2005/3/11(金) 午後 1:13
某月某日 時計が午後10時を回った。そろそろ、座椅子でうたた寝をしている母を、おトイレへ連れて行き、洗顔し、歯磨きをさせて、寝床へいざなう時間だ。

「お袋ちゃん、お袋ちゃん、もう、寝よか?」

「うん、ここでとまるのん、イエかえりたいっ!」と、母。マンション生活は、母には馴染めないのだ。

「もう、イエかえろう?にいちゃん」

「ここが、お袋ちゃんの家やで」ゆっくり、納得させなければならない。

「ここどこやのんっ!」

「そやからな~、此処が、お袋ちゃんの家やんか~」と、やんわり。

「いやや、こんなとこ、しらん、わたしな~、さびしいねん、はよかえろうな~」

「忘れてしもうたんか、分かった、ほな、家帰ろうか?」これ以上、母を不安にしてはならないと判断。母の表情がそう言っているからだ。私は、母を座椅子から抱き起こし。
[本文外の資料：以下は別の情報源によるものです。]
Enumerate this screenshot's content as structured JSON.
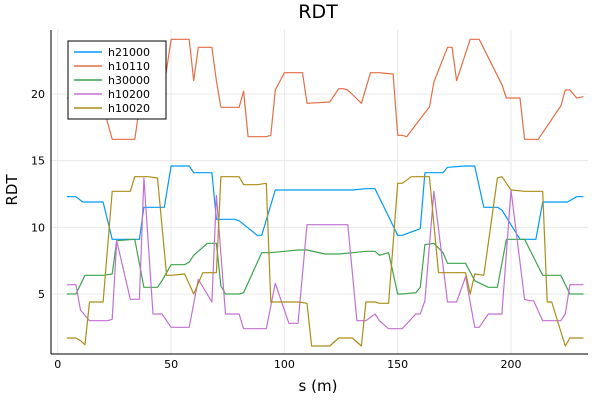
{
  "chart_data": {
    "type": "line",
    "title": "RDT",
    "xlabel": "s (m)",
    "ylabel": "RDT",
    "xlim": [
      -3,
      234
    ],
    "ylim": [
      0.5,
      24.8
    ],
    "xticks": [
      0,
      50,
      100,
      150,
      200
    ],
    "yticks": [
      5,
      10,
      15,
      20
    ],
    "grid": true,
    "legend_position": "top-left",
    "series": [
      {
        "name": "h21000",
        "color": "#009AFA",
        "x": [
          4,
          8,
          11,
          20,
          24,
          26,
          36,
          38,
          47,
          50,
          58,
          60,
          68,
          70,
          78,
          80,
          88,
          90,
          96,
          100,
          130,
          136,
          140,
          150,
          152,
          160,
          162,
          170,
          172,
          180,
          184,
          188,
          194,
          196,
          204,
          206,
          211,
          214,
          218,
          225,
          229,
          232
        ],
        "y": [
          12.3,
          12.3,
          11.9,
          11.9,
          9.1,
          9.1,
          9.1,
          11.5,
          11.5,
          14.6,
          14.6,
          14.1,
          14.1,
          10.6,
          10.6,
          10.5,
          9.4,
          9.4,
          12.8,
          12.8,
          12.8,
          12.9,
          12.9,
          9.4,
          9.4,
          9.9,
          14.1,
          14.1,
          14.5,
          14.6,
          14.6,
          11.5,
          11.5,
          11.3,
          9.1,
          9.1,
          9.1,
          11.9,
          11.9,
          11.9,
          12.3,
          12.3
        ]
      },
      {
        "name": "h10110",
        "color": "#E26F46",
        "x": [
          4,
          8,
          11,
          20,
          24,
          27,
          34,
          36,
          38,
          47,
          50,
          58,
          60,
          62,
          68,
          70,
          72,
          80,
          82,
          84,
          92,
          94,
          96,
          100,
          104,
          106,
          108,
          110,
          120,
          124,
          126,
          128,
          134,
          138,
          140,
          142,
          148,
          150,
          152,
          154,
          162,
          164,
          166,
          172,
          174,
          176,
          182,
          184,
          186,
          196,
          198,
          204,
          206,
          210,
          212,
          222,
          224,
          226,
          229,
          232
        ],
        "y": [
          19.7,
          19.8,
          19.7,
          19.1,
          16.6,
          16.6,
          16.6,
          19.0,
          20.7,
          20.7,
          24.1,
          24.1,
          21.0,
          23.5,
          23.5,
          21.0,
          19.0,
          19.0,
          20.2,
          16.8,
          16.8,
          16.9,
          20.3,
          21.6,
          21.6,
          21.6,
          21.6,
          19.3,
          19.4,
          20.4,
          20.4,
          20.3,
          19.3,
          21.6,
          21.6,
          21.6,
          21.5,
          16.9,
          16.9,
          16.8,
          18.6,
          19.0,
          20.9,
          23.5,
          23.5,
          21.0,
          24.1,
          24.1,
          24.1,
          20.7,
          19.7,
          19.7,
          16.6,
          16.6,
          16.6,
          19.1,
          20.3,
          20.3,
          19.7,
          19.8
        ]
      },
      {
        "name": "h30000",
        "color": "#3DA44D",
        "x": [
          4,
          8,
          12,
          20,
          24,
          26,
          34,
          38,
          44,
          46,
          50,
          56,
          58,
          60,
          66,
          70,
          72,
          74,
          80,
          82,
          90,
          92,
          94,
          100,
          106,
          110,
          118,
          124,
          130,
          136,
          140,
          142,
          146,
          150,
          152,
          158,
          160,
          162,
          166,
          170,
          172,
          176,
          180,
          184,
          190,
          194,
          198,
          204,
          206,
          214,
          218,
          222,
          226,
          229,
          232
        ],
        "y": [
          5.0,
          5.0,
          6.4,
          6.4,
          6.5,
          9.0,
          9.1,
          5.5,
          5.5,
          6.0,
          7.2,
          7.2,
          7.4,
          7.9,
          8.8,
          8.8,
          5.6,
          5.0,
          5.0,
          5.1,
          8.1,
          8.1,
          8.1,
          8.2,
          8.3,
          8.3,
          8.0,
          8.0,
          8.1,
          8.2,
          8.2,
          7.9,
          8.1,
          5.0,
          5.0,
          5.1,
          5.5,
          8.7,
          8.8,
          8.1,
          7.3,
          7.3,
          7.3,
          6.0,
          5.5,
          5.5,
          9.1,
          9.1,
          9.1,
          6.4,
          6.4,
          6.4,
          5.0,
          5.0,
          5.0
        ]
      },
      {
        "name": "h10200",
        "color": "#C271D2",
        "x": [
          4,
          8,
          10,
          14,
          22,
          24,
          26,
          32,
          34,
          36,
          38,
          42,
          46,
          50,
          56,
          58,
          62,
          68,
          70,
          74,
          80,
          82,
          90,
          92,
          96,
          102,
          106,
          110,
          124,
          128,
          132,
          136,
          140,
          142,
          146,
          150,
          152,
          158,
          160,
          162,
          166,
          172,
          176,
          180,
          184,
          186,
          190,
          194,
          196,
          200,
          206,
          208,
          210,
          214,
          222,
          224,
          226,
          229,
          232
        ],
        "y": [
          5.7,
          5.7,
          3.8,
          3.0,
          3.0,
          3.1,
          9.0,
          4.6,
          4.6,
          4.6,
          13.7,
          3.5,
          3.5,
          2.5,
          2.5,
          2.5,
          6.1,
          4.4,
          12.4,
          3.5,
          3.5,
          2.4,
          2.4,
          2.4,
          5.8,
          2.8,
          2.8,
          10.2,
          10.2,
          10.2,
          3.0,
          3.0,
          3.5,
          3.0,
          2.4,
          2.4,
          2.4,
          3.5,
          3.5,
          4.5,
          12.7,
          4.4,
          4.4,
          6.3,
          2.5,
          2.5,
          3.5,
          3.5,
          3.5,
          12.8,
          4.6,
          4.5,
          4.5,
          3.0,
          3.0,
          3.5,
          5.7,
          5.7,
          5.7
        ]
      },
      {
        "name": "h10020",
        "color": "#AC8D18",
        "x": [
          4,
          8,
          10,
          12,
          14,
          20,
          24,
          26,
          32,
          34,
          36,
          40,
          44,
          48,
          50,
          56,
          60,
          64,
          66,
          70,
          72,
          76,
          80,
          82,
          88,
          92,
          94,
          96,
          102,
          106,
          110,
          112,
          120,
          124,
          126,
          128,
          130,
          134,
          136,
          140,
          142,
          146,
          150,
          152,
          156,
          160,
          164,
          168,
          170,
          174,
          180,
          182,
          184,
          188,
          194,
          196,
          200,
          206,
          210,
          214,
          216,
          218,
          224,
          226,
          229,
          232
        ],
        "y": [
          1.7,
          1.7,
          1.5,
          1.2,
          4.4,
          4.4,
          12.7,
          12.7,
          12.7,
          13.8,
          13.8,
          13.8,
          13.7,
          6.4,
          6.4,
          6.5,
          5.0,
          6.6,
          6.6,
          6.6,
          13.8,
          13.8,
          13.8,
          13.2,
          13.2,
          13.3,
          4.4,
          4.4,
          4.4,
          4.4,
          4.3,
          1.1,
          1.1,
          1.7,
          1.7,
          1.7,
          1.7,
          1.1,
          4.4,
          4.4,
          4.3,
          4.3,
          13.3,
          13.3,
          13.8,
          13.8,
          13.8,
          6.6,
          6.6,
          6.6,
          6.6,
          5.0,
          6.5,
          6.4,
          13.7,
          13.8,
          12.8,
          12.7,
          12.7,
          12.7,
          4.4,
          4.4,
          1.1,
          1.7,
          1.7,
          1.7
        ]
      }
    ]
  }
}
「外は寒いからこの服着よな」母にオーバーを着せ、玄関へ、ドアを開け、母の両手を手押し車に捕まらせ、リハビリシューズを履かせる。マンションの廊下に出る。エレベーターに乗せ1階のボタンを押し、階下へ降りる。1階のエントランスをぐるりと一回りして、再びエレベーターの前に戻る。

「さあ~、お袋ちゃん、これに乗って、家帰ろう~か!」

「これにのったら、イエにかえれるのん?」母の表情が明るくなる。